Mais pour Béatrice, ça reste « un tri qui ne se déguise pas. Il s’affirme tout au long de la procédure. Le problème n’est pas tant le tri que les critères de ce tri. L’équité est impossible : dès lors que l’on sait que ton très bon bulletin vient d’un lycée lambda, il est dévalorisé ». Hugo Harari-Kermadec ne voit « pas de raison majeure qui justifie de rester sur un système concurrentiel comme ça. À part l’idée qu’il y ait place pour tout le monde ». Il abonde : « On a quadruplé le nombre de places à l’université, pendant la seconde moitié du 20ème siècle. Pourquoi, d’un seul coup, ce n’était plus possible ? » En particulier à l’heure où l’enseignement supérieur et la recherche sont censés être des priorités. Le manque de place, « le cœur du problème » selon Béatrice, est à-demi dissimulé par la proposition d’établissements privés qui n’ont pourtant pas leur place sur la plateforme.
Quelle alternative à Parcoursup ?
« Ce qu’il faudrait faire, c’est revenir à un système d’instruction », suggère Hugo Harari-Kermadec. Et, en parallèle, donner les moyens suffisants afin que les étudiants puissent suivre leurs cursus dans de bonnes conditions à l’université et que personne ne se demande « où aller s’échapper pour éviter un système qui se dégrade ». Avant de chercher une alternative à Parcoursup, il faut résoudre le souci d’orientation des élèves, étranger à la plateforme. « Le premier problème, c’est celui de l’orientation », assure Yannick L’Horty. Parce qu’il y a toujours, malgré les efforts qui sont réalisés par les pouvoirs publics, des échecs en étant à l’université. Et ces échecs traduisent des défaillances dans les choix d’orientation.

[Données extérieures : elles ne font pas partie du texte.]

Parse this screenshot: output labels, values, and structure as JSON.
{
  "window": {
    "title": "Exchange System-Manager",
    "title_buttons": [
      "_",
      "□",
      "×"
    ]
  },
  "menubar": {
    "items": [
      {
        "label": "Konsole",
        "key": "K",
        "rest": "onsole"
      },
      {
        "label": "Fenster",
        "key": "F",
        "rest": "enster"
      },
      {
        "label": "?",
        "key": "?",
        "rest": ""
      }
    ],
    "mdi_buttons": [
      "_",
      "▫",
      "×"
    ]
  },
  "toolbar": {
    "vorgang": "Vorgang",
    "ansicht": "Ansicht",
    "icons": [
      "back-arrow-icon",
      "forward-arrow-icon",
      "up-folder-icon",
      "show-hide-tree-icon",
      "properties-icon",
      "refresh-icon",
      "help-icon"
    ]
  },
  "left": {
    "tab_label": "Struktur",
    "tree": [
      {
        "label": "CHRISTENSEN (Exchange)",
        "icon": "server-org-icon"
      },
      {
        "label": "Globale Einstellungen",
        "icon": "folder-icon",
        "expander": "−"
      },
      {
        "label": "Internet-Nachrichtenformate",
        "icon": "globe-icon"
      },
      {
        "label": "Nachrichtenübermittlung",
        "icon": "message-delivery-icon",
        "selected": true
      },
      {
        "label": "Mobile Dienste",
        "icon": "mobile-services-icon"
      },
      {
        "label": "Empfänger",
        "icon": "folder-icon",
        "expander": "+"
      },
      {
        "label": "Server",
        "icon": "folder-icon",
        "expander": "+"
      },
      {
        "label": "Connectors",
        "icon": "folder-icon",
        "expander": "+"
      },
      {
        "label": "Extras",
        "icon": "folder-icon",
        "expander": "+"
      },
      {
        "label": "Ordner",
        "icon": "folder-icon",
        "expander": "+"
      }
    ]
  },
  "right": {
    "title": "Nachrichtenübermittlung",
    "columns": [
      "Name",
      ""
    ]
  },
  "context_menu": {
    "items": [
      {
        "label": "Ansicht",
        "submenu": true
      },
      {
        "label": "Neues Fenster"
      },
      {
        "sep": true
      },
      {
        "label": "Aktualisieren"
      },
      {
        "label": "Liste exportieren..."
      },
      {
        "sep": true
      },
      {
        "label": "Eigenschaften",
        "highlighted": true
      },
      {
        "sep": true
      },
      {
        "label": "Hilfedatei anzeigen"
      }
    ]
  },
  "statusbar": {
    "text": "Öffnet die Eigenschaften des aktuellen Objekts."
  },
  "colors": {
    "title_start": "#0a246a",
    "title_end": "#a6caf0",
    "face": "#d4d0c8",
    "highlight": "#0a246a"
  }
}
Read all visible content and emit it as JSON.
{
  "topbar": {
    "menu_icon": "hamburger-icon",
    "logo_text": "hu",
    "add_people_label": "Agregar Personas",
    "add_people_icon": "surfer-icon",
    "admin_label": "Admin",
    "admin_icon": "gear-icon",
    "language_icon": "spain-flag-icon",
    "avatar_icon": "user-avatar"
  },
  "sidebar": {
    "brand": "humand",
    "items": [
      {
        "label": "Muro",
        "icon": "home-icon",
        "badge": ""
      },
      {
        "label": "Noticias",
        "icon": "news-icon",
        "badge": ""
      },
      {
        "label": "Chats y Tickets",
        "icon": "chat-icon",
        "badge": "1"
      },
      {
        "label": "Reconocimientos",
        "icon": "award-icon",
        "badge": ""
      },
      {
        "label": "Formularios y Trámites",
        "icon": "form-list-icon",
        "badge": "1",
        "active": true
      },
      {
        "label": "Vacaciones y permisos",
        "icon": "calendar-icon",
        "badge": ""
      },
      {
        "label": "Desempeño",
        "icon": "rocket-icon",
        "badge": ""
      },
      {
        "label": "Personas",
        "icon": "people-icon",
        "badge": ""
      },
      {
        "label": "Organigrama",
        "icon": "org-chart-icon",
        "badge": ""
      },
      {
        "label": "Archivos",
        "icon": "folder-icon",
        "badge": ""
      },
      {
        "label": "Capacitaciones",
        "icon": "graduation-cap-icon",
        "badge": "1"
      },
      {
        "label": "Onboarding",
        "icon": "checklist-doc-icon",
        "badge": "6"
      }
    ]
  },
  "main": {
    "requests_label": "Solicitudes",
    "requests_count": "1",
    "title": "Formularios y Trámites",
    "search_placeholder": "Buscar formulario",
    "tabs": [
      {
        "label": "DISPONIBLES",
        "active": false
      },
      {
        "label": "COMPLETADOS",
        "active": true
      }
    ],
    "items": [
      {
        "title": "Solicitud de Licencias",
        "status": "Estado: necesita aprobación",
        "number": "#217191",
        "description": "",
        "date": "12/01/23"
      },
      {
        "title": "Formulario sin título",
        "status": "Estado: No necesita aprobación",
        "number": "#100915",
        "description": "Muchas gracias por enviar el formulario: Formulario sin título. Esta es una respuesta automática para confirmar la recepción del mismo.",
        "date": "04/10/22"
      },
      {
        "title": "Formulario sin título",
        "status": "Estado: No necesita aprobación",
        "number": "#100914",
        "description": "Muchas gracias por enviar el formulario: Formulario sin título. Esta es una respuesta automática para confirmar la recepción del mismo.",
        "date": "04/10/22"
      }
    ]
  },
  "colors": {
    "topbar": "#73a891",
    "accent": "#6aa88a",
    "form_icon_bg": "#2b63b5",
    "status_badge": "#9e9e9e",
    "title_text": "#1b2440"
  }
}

« Ce qui me paraît problématique, outre le tri social, est de dessiner le profil d’un candidat par rapport à son dossier scolaire : que disent de bons bulletins sur un être humain ? Qu’il a bien accepté et respecté les règles. Qu’il est bien resté dans les clous. Que ses parents ont les sous pour payer des cours de maths. Qu’il a vécu deux années de lycée sereines sans drame familial, social, personnel. Qu’il ne tâtonne pas sur ses goûts et ses compétences et a donc bien choisi les spés qui lui conviennent », déplore Béatrice.
La plateforme rend difficile de classer objectivement les candidats et donc de les affecter de manière optimale. Et au vu des annonces de Gabriel Attal concernant ses desseins pour l’Éducation nationale, on ne peut que présager le pire.